(1) Shares may but need not be represented by certificates. Unless this act or another statute expressly provides otherwise, the rights and obligations of shareholders are identical whether or not their shares are represented by certificates.
(2) At a minimum, each share certificate must state on its face:
(a) The name of the issuing corporation and that the corporation is organized under the laws of this state;
(b) The name of the person to whom issued; and
(c) The number and class of shares and the designation of the series, if any, the certificate represents.
(3) If the issuing corporation is authorized to issue different classes of shares or different series within a class, the designations, relative rights, preferences, and limitations applicable to each class and the variations in rights, preferences, and limitations determined for each series (and the authority of the board of directors to determine variations for future series) must be summarized on the front or back of each certificate. Alternatively, each certificate may state conspicuously on its front or back that the corporation will furnish the shareholder a full statement of this information on request and without charge.

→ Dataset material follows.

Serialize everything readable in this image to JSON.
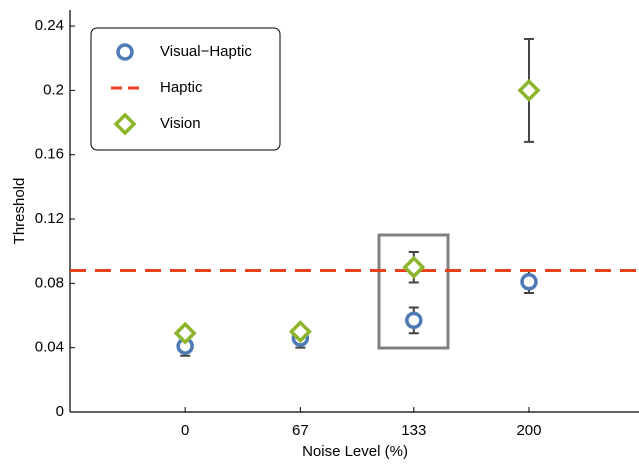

(4) Each share certificate:
(a) Must be signed (either manually or in facsimile) by an officer or officers designated in the bylaws or designated by the board of directors, and
(b) May bear the corporate seal or its facsimile.
(5) If the person who signed (either manually or in facsimile) a share certificate no longer holds office when the certificate is issued, the certificate is nevertheless valid.
(6) Nothing in this section may be construed to invalidate any share certificate validly issued and outstanding under the general corporation law on July 1, 1990.